Outro ponto preocupante é a percepção de que algumas pessoas estejam recebendo recursos para executar atividades que já deveriam ser parte de suas atribuições e outros que recebem sem mudar minimamente seu comportamento diante da responsabilidade institucional. Isso levanta uma questão ética fundamental em relação ao dever de cada integrante da universidade e suas responsabilidades institucionais.Os estímulos adicionais deveriam ser instrumentos de fomento a novas iniciativas ou de apoio a demandas extraordinárias e deveriam refletir a qualidade do servidor no que tange a sua atividade fim.

Nesse contexto, cabe perguntar: onde está a ética profissional e institucional?
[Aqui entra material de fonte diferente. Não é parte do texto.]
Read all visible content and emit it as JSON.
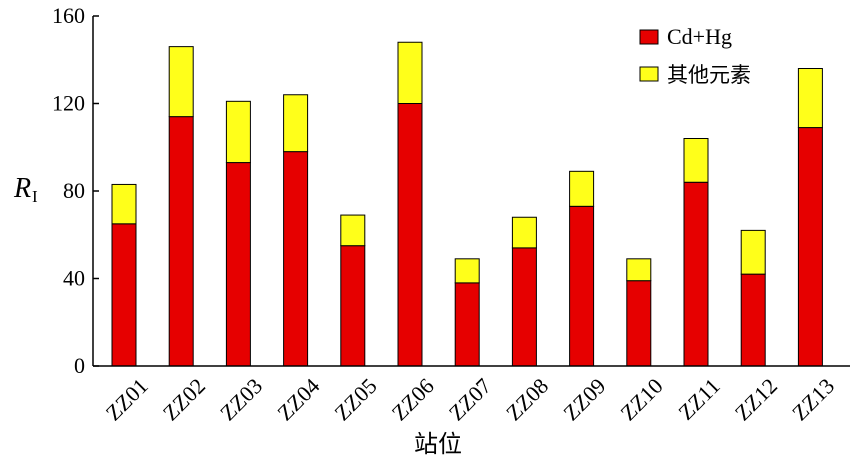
{
  "chart_data": {
    "type": "bar",
    "stacked": true,
    "categories": [
      "ZZ01",
      "ZZ02",
      "ZZ03",
      "ZZ04",
      "ZZ05",
      "ZZ06",
      "ZZ07",
      "ZZ08",
      "ZZ09",
      "ZZ10",
      "ZZ11",
      "ZZ12",
      "ZZ13"
    ],
    "series": [
      {
        "name": "Cd+Hg",
        "color": "#e60000",
        "values": [
          65,
          114,
          93,
          98,
          55,
          120,
          38,
          54,
          73,
          39,
          84,
          42,
          109
        ]
      },
      {
        "name": "其他元素",
        "color": "#ffff1a",
        "values": [
          18,
          32,
          28,
          26,
          14,
          28,
          11,
          14,
          16,
          10,
          20,
          20,
          27
        ]
      }
    ],
    "xlabel": "站位",
    "ylabel": {
      "main": "R",
      "sub": "I"
    },
    "ylim": [
      0,
      160
    ],
    "yticks": [
      "0",
      "40",
      "80",
      "120",
      "160"
    ],
    "legend_position": "top-right",
    "grid": false
  }
}
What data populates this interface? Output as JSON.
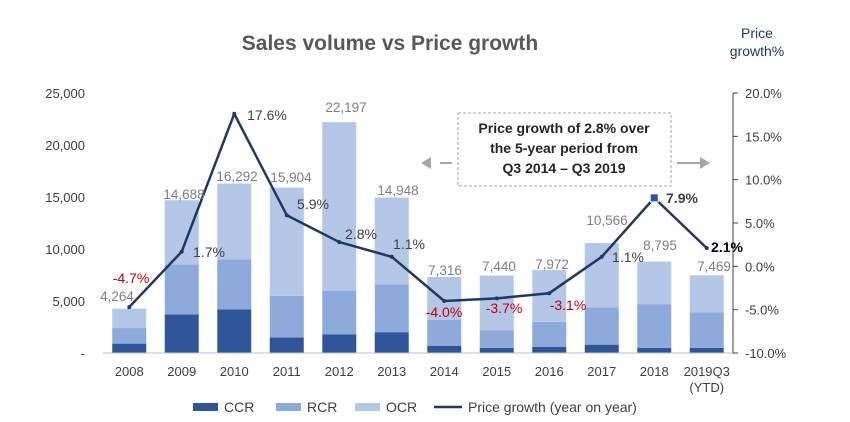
{
  "chart_data": {
    "type": "bar",
    "title": "Sales volume vs Price growth",
    "y2label": "Price growth%",
    "categories": [
      "2008",
      "2009",
      "2010",
      "2011",
      "2012",
      "2013",
      "2014",
      "2015",
      "2016",
      "2017",
      "2018",
      "2019Q3 (YTD)"
    ],
    "ylim": [
      0,
      25000
    ],
    "y_ticks": [
      "-",
      "5,000",
      "10,000",
      "15,000",
      "20,000",
      "25,000"
    ],
    "y2lim": [
      -10,
      20
    ],
    "y2_ticks": [
      "-10.0%",
      "-5.0%",
      "0.0%",
      "5.0%",
      "10.0%",
      "15.0%",
      "20.0%"
    ],
    "series": [
      {
        "name": "CCR",
        "kind": "stacked-bar",
        "color": "#2e5597",
        "values": [
          900,
          3700,
          4200,
          1500,
          1800,
          2000,
          700,
          500,
          600,
          800,
          500,
          500
        ]
      },
      {
        "name": "RCR",
        "kind": "stacked-bar",
        "color": "#8eaadb",
        "values": [
          1500,
          4800,
          4800,
          4000,
          4200,
          4600,
          2500,
          1700,
          2400,
          3600,
          4200,
          3400
        ]
      },
      {
        "name": "OCR",
        "kind": "stacked-bar",
        "color": "#b4c7e7",
        "values": [
          1864,
          6188,
          7292,
          10404,
          16197,
          8348,
          4116,
          5240,
          4972,
          6166,
          4095,
          3569
        ]
      },
      {
        "name": "Price growth (year on year)",
        "kind": "line",
        "axis": "right",
        "color": "#1f3864",
        "values": [
          -4.7,
          1.7,
          17.6,
          5.9,
          2.8,
          1.1,
          -4.0,
          -3.7,
          -3.1,
          1.1,
          7.9,
          2.1
        ]
      }
    ],
    "total_labels": [
      "4,264",
      "14,688",
      "16,292",
      "15,904",
      "22,197",
      "14,948",
      "7,316",
      "7,440",
      "7,972",
      "10,566",
      "8,795",
      "7,469"
    ],
    "growth_labels": [
      "-4.7%",
      "1.7%",
      "17.6%",
      "5.9%",
      "2.8%",
      "1.1%",
      "-4.0%",
      "-3.7%",
      "-3.1%",
      "1.1%",
      "7.9%",
      "2.1%"
    ],
    "annotation": {
      "lines": [
        "Price growth of 2.8% over",
        "the 5-year period from",
        "Q3 2014 – Q3 2019"
      ]
    },
    "grid": false,
    "legend_position": "bottom"
  }
}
O fortalecimento de uma universidade pública de excelência, como a Uenf, exige não apenas infraestrutura e financiamento, mas também um compromisso inabalável com princípios éticos. Transparência, meritocracia e responsabilidade devem ser os alicerces de qualquer ação que envolva recursos públicos.

Se queremos uma Uenf mais forte e coesa, é imprescindível rever práticas que, ainda que sob a aparência de progresso, corroem a confiança na instituição. Um processo de reflexão coletiva é urgente, pautado pela busca de critérios claros, avaliação independente e um verdadeiro compromisso com o bem coletivo. Apenas assim poderemos garantir que ações como a Bolsa Pró-UENF estejam alinhadas ao propósito maior de promover a justiça, a inclusão e a excelência acadêmica.

Concluindo, tenho consciência de que partes isoladas deste texto poderão ser utilizadas para sugerir, de forma equivocada, que sou contrário a este programa. No entanto, isso não corresponde à realidade. Minha discordância reside na ausência de critérios claros e na implementação precipitada de um programa institucional sem a devida participação de um comitê externo, essencial para garantir sua integridade. Assim, minha maior preocupação é que programas dessa natureza têm caráter temporário, enquanto o Plano de Cargos e Vencimentos (PCV) da Uenf permanece defasado. Nossa capacidade de atrair e reter jovens docentes tem sido progressivamente reduzida em comparação com outras instituições de ensino superior.

Reafirmo a necessidade urgente de uma política que viabilize a imediata recomposição do PCV, pois medidas paliativas acabam gerando confusão na comunidade ao envolver valores que podem ser revogados a qualquer momento, além de consumirem recursos que deveriam ser direcionados à recomposição salarial de maneira estrutural e definitiva, inclusive para nosso quadro de inativos que possui paridade com o quadro ativo.


Carlos Eduardo de Rezende é professor titular do Laboratório de Ciências Ambientais da Uenf e Bolsista Produtividade 1A do CNPq.